Only keep those tag grams appear in at least 5 documents

In [275]:
L = 5
use_cnt = [(x, sum(x in tu for tu in train_unigrams)) for x in all_unigram]
use_unigram = set([x for (x,y) in use_cnt if y >L])
use_cnt = [(x, sum(x in tb for tb in train_bigrams)) for x in all_bigram]
use_bigram = set([x for (x,y) in use_cnt if y >L])

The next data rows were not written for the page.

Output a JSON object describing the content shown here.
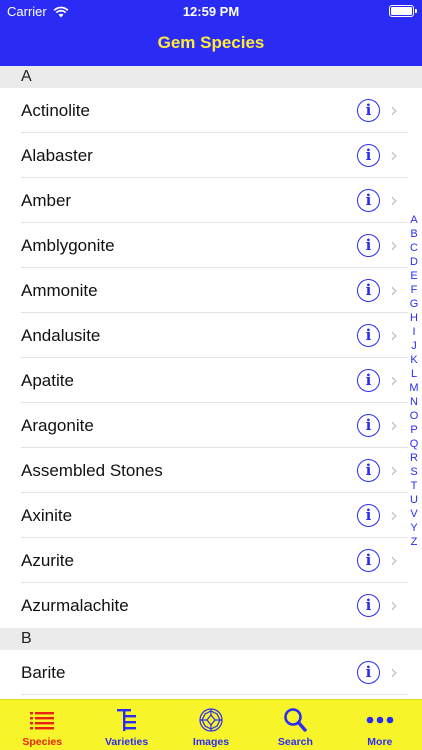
{
  "status_bar": {
    "carrier": "Carrier",
    "time": "12:59 PM"
  },
  "nav": {
    "title": "Gem Species"
  },
  "sections": [
    {
      "letter": "A",
      "items": [
        "Actinolite",
        "Alabaster",
        "Amber",
        "Amblygonite",
        "Ammonite",
        "Andalusite",
        "Apatite",
        "Aragonite",
        "Assembled Stones",
        "Axinite",
        "Azurite",
        "Azurmalachite"
      ]
    },
    {
      "letter": "B",
      "items": [
        "Barite"
      ]
    }
  ],
  "index_letters": [
    "A",
    "B",
    "C",
    "D",
    "E",
    "F",
    "G",
    "H",
    "I",
    "J",
    "K",
    "L",
    "M",
    "N",
    "O",
    "P",
    "Q",
    "R",
    "S",
    "T",
    "U",
    "V",
    "Y",
    "Z"
  ],
  "tabs": [
    {
      "label": "Species",
      "icon": "list-icon",
      "active": true
    },
    {
      "label": "Varieties",
      "icon": "tree-list-icon",
      "active": false
    },
    {
      "label": "Images",
      "icon": "gem-icon",
      "active": false
    },
    {
      "label": "Search",
      "icon": "search-icon",
      "active": false
    },
    {
      "label": "More",
      "icon": "more-dots-icon",
      "active": false
    }
  ],
  "colors": {
    "nav_bg": "#2a2cf5",
    "title": "#ffeb3b",
    "tab_bg": "#f7f52a",
    "tab_active": "#e8230f",
    "accent": "#2a2cf5"
  }
}
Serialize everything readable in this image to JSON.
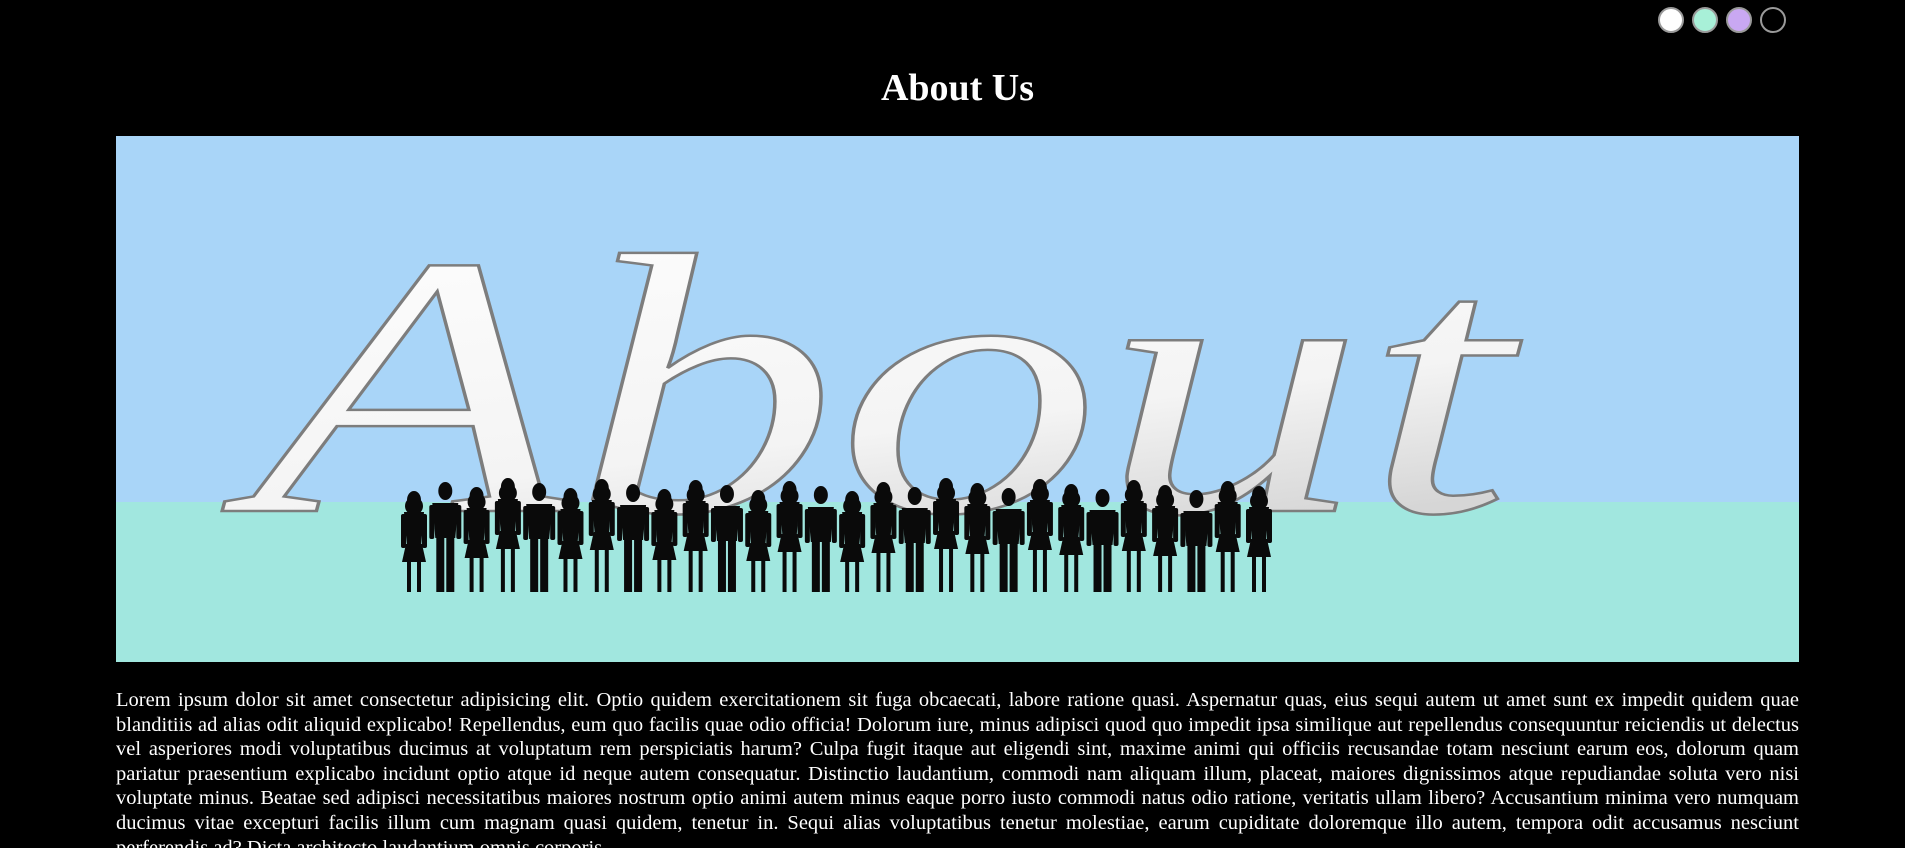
{
  "theme_switcher": {
    "swatches": [
      {
        "name": "white",
        "color": "#ffffff"
      },
      {
        "name": "mint",
        "color": "#a8f0d8"
      },
      {
        "name": "lavender",
        "color": "#c9a8f2"
      },
      {
        "name": "black",
        "color": "#000000"
      }
    ]
  },
  "page": {
    "title": "About Us"
  },
  "hero": {
    "word": "About",
    "sky_color": "#a9d5f8",
    "ground_color": "#a1e7df",
    "silhouette_color": "#0a0a0a",
    "people_count": 28
  },
  "content": {
    "paragraph": "Lorem ipsum dolor sit amet consectetur adipisicing elit. Optio quidem exercitationem sit fuga obcaecati, labore ratione quasi. Aspernatur quas, eius sequi autem ut amet sunt ex impedit quidem quae blanditiis ad alias odit aliquid explicabo! Repellendus, eum quo facilis quae odio officia! Dolorum iure, minus adipisci quod quo impedit ipsa similique aut repellendus consequuntur reiciendis ut delectus vel asperiores modi voluptatibus ducimus at voluptatum rem perspiciatis harum? Culpa fugit itaque aut eligendi sint, maxime animi qui officiis recusandae totam nesciunt earum eos, dolorum quam pariatur praesentium explicabo incidunt optio atque id neque autem consequatur. Distinctio laudantium, commodi nam aliquam illum, placeat, maiores dignissimos atque repudiandae soluta vero nisi voluptate minus. Beatae sed adipisci necessitatibus maiores nostrum optio animi autem minus eaque porro iusto commodi natus odio ratione, veritatis ullam libero? Accusantium minima vero numquam ducimus vitae excepturi facilis illum cum magnam quasi quidem, tenetur in. Sequi alias voluptatibus tenetur molestiae, earum cupiditate doloremque illo autem, tempora odit accusamus nesciunt perferendis ad? Dicta architecto laudantium omnis corporis"
  }
}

#### pos tag features of test data

In [276]:
test_unigrams = []
test_bigrams = []
for sents in test_df.sentences:
    tui = {}
    tbi = {}
    for sent in sents:
        tsent = Tagger2.tag(nltk.word_tokenize(sent))
        for i in range(len(tsent) - 1):
            t0 = tsent[i][1]
            t1 = tsent[i+1][1]
            if t0 in use_unigram:
                tui[t0] = tui[t0] + 1 if t0 in tui else 1
            if (t0, t1) in use_bigram:
                tbi[(t0, t1)] = tbi[(t0, t1)] + 1 if (t0, t1) in tbi else 1
        t0 = tsent[len(tsent) - 1][1]
        if t0 in use_unigram:
            tui[t0] = tui[t0] + 1 if t0 in tui else 1
    test_unigrams.append(tui)
    test_bigrams.append(tbi)

#### unigram pos tag features

In [277]:
train_unigram0 = [{u: tu[u] if u in tu else 0 for u in use_unigram} for tu in train_unigrams]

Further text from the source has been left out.